By the time I was 39 weeks pregnant, I was more than ready to have my baby. On top of feeling uncomfortable almost constantly, the anticipation of experiencing labor for the first time and getting to meet my little one was becoming increasingly unbearable. Feeling incredibly anxious and apprehensive, the week before I gave birth I did a ton of research on how I could naturally induce labor.
Some parents who are past their due date may even research how to induce labor before they even reach the hospital. And it can be pretty fun, too. The first, most frequently recommended way to get a body primed for contractions is exercise.

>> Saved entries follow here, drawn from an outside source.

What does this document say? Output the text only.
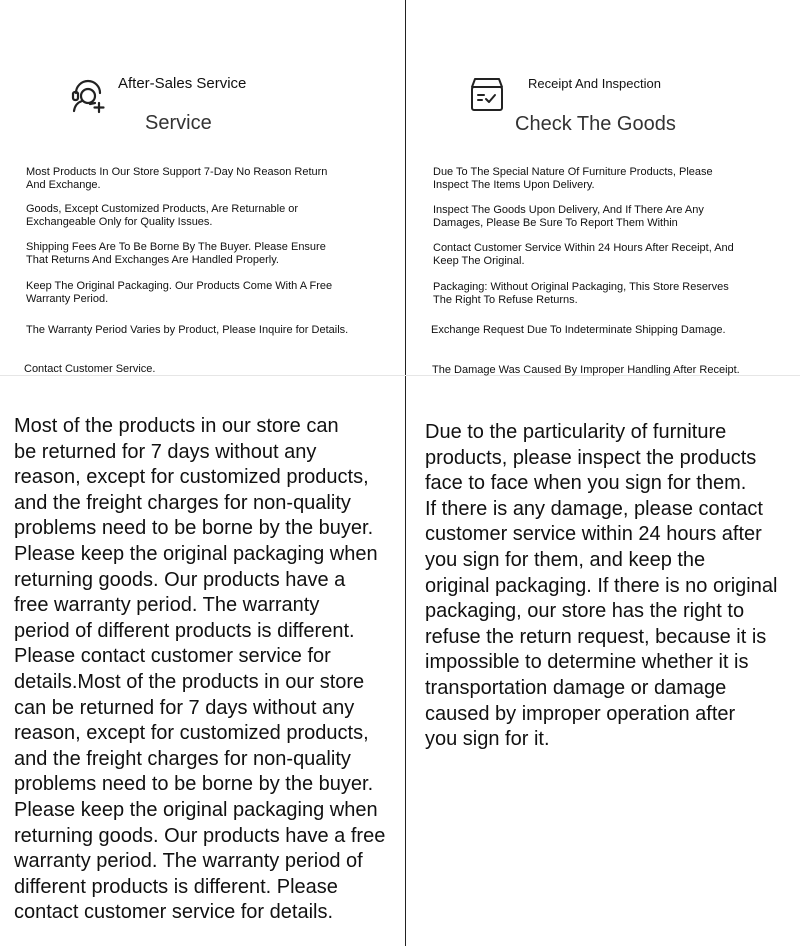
After-Sales Service
Service
Most Products In Our Store Support 7-Day No Reason Return
And Exchange.
Goods, Except Customized Products, Are Returnable or
Exchangeable Only for Quality Issues.
Shipping Fees Are To Be Borne By The Buyer. Please Ensure
That Returns And Exchanges Are Handled Properly.
Keep The Original Packaging. Our Products Come With A Free
Warranty Period.
The Warranty Period Varies by Product, Please Inquire for Details.
Contact Customer Service.
Most of the products in our store can
be returned for 7 days without any
reason, except for customized products,
and the freight charges for non-quality
problems need to be borne by the buyer.
Please keep the original packaging when
returning goods. Our products have a
free warranty period. The warranty
period of different products is different.
Please contact customer service for
details.Most of the products in our store
can be returned for 7 days without any
reason, except for customized products,
and the freight charges for non-quality
problems need to be borne by the buyer.
Please keep the original packaging when
returning goods. Our products have a free
warranty period. The warranty period of
different products is different. Please
contact customer service for details.
Receipt And Inspection
Check The Goods
Due To The Special Nature Of Furniture Products, Please
Inspect The Items Upon Delivery.
Inspect The Goods Upon Delivery, And If There Are Any
Damages, Please Be Sure To Report Them Within
Contact Customer Service Within 24 Hours After Receipt, And
Keep The Original.
Packaging: Without Original Packaging, This Store Reserves
The Right To Refuse Returns.
Exchange Request Due To Indeterminate Shipping Damage.
The Damage Was Caused By Improper Handling After Receipt.
Due to the particularity of furniture
products, please inspect the products
face to face when you sign for them.
If there is any damage, please contact
customer service within 24 hours after
you sign for them, and keep the
original packaging. If there is no original
packaging, our store has the right to
refuse the return request, because it is
impossible to determine whether it is
transportation damage or damage
caused by improper operation after
you sign for it.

Believe it or not, this one's not entirely an old wives' tale. If you're full term and have a partially softened and effaced cervix, there's a chance that getting frisky will help induce labor. Just don't rely on it as a surefire way to speed up the process.
But can sex induce labor in full-term women? And are there risks for having sex in the last few weeks of pregnancy? While studies on the topic are still limited, sexy time could be your ticket to labor and delivery.
I was so keen to get my babies here, but it's important to use that time to take time for yourself, and any hobbies you have, or things you want to do, because you don't have as much chance once the baby arrives! Being upright helps your baby move down on to your cervix. Exercise can also help you sleep, reduce your anxiety and improve your mood, which may help at this point in your pregnancy.
Your due date is an educated guess for when your baby might make its arrival. In a studywomen who had recently delivered babies were surveyed about inducing labor at home. Of these women, 50 percent had tried some natural method of getting labor started. If you are 40 weeks in, here are eight natural ways to get things moving along.
I was huge and everything ached, and I was desperate to meet my babies. So I tried to induce labor myself. I got acupuncture for the first time in my life.
NEW YORK - Despite a widespread belief that sex during the later stages of pregnancy can jumpstart labor, a new study from Malaysia found no differences in the timing of delivery between women who had sex near term and those who abstained. Tan Peng Chiong, an obstetrics and gynecology professor at the University of Malaya, and one of the authors of the study. Tan said that many women believe intercourse can induce labor, and scientists have proposed plausible biological explanations for why it might help. For one, semen contains a hormonelike substance called prostaglandin, which is used in synthetic form to induce labor.